ECU partners with Duke, NCCU to assist public schools in North Carolina

A partnership between East Carolina University, Duke University and North Carolina Central University to provide resources to local schools launches Wednesday.

The three universities were selected by the Netter Center for Community Partnerships at the University of Pennsylvania to serve as the sixth regional technical training center, the Southeast Regional Coalition for University Assisted Community Schools (SRCUACS). This is the first regional center that is anchored by more than one university.

In the university assisted community schools (UACS) model, universities serve as the lead partner in providing support for public schools that offer services and support to fit each neighborhood’s needs. UACS operate on four pillars: engaged communities and families, collaborative leadership, enriched and extended learning experiences and integrated student health supports.

“We can’t begin to prepare public school students to be active learners if we don’t ensure they have their basic human rights met. To meet their basic human rights, we need to think about the university’s resources inside and outside schools of education,” said Alec Greenwald, associate director for strategic and special initiatives to the dean of academic affairs at Duke and a SRCUACS team member.
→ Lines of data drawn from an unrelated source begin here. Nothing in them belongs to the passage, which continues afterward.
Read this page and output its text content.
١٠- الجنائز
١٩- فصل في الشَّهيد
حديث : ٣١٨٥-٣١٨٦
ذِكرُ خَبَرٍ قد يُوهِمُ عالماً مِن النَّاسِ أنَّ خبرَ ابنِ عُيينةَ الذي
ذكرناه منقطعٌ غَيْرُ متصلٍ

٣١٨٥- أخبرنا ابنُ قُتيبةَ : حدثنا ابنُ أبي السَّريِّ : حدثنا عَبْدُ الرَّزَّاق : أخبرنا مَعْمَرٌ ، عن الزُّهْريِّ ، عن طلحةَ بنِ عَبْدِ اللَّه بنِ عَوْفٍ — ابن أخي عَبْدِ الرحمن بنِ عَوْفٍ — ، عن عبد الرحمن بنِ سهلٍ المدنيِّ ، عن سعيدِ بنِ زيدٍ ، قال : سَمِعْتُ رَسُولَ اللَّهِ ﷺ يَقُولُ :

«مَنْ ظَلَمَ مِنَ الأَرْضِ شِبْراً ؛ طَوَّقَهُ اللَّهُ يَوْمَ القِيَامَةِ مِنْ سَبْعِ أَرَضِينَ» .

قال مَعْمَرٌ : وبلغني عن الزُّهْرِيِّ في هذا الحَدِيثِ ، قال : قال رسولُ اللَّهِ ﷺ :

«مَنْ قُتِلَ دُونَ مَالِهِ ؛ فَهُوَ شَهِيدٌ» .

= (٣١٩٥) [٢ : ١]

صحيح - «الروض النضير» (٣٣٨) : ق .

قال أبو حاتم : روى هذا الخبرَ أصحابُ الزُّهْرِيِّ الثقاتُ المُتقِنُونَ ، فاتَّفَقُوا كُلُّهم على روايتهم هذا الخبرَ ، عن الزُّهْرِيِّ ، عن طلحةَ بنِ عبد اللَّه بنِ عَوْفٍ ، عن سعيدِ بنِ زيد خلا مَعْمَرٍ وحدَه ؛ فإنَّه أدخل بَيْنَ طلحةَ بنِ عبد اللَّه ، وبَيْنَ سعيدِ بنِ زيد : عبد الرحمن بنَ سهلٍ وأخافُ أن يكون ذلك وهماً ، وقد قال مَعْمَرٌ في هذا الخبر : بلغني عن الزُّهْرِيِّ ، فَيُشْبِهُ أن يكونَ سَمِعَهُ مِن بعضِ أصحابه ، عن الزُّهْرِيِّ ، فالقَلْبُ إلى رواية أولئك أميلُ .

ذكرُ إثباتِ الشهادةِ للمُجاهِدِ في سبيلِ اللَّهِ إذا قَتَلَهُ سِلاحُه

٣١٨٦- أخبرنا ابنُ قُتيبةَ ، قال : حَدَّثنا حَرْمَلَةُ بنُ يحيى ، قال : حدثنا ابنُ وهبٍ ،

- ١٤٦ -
The Rural Education Institute (REI) at ECU has created a UACS at P.W. Moore Elementary in Elizabeth City.

“At P.W. Moore, our primary focus this first year of the grant is to increase parent and community participation in the school while also addressing sustainability,” said Dr. Amy Swain, teaching assistant professor at ECU and SRCUACS team member. “We have established partnerships with local civic groups, municipal government agencies, the Elizabeth City-Pasquotank Public Schools’ district administration, Sentara Healthcare, and more than 50 local businesses.”

The partnership with Duke and NCCU will build on work already started by the three universities and will seek to educate other universities on the UACS model.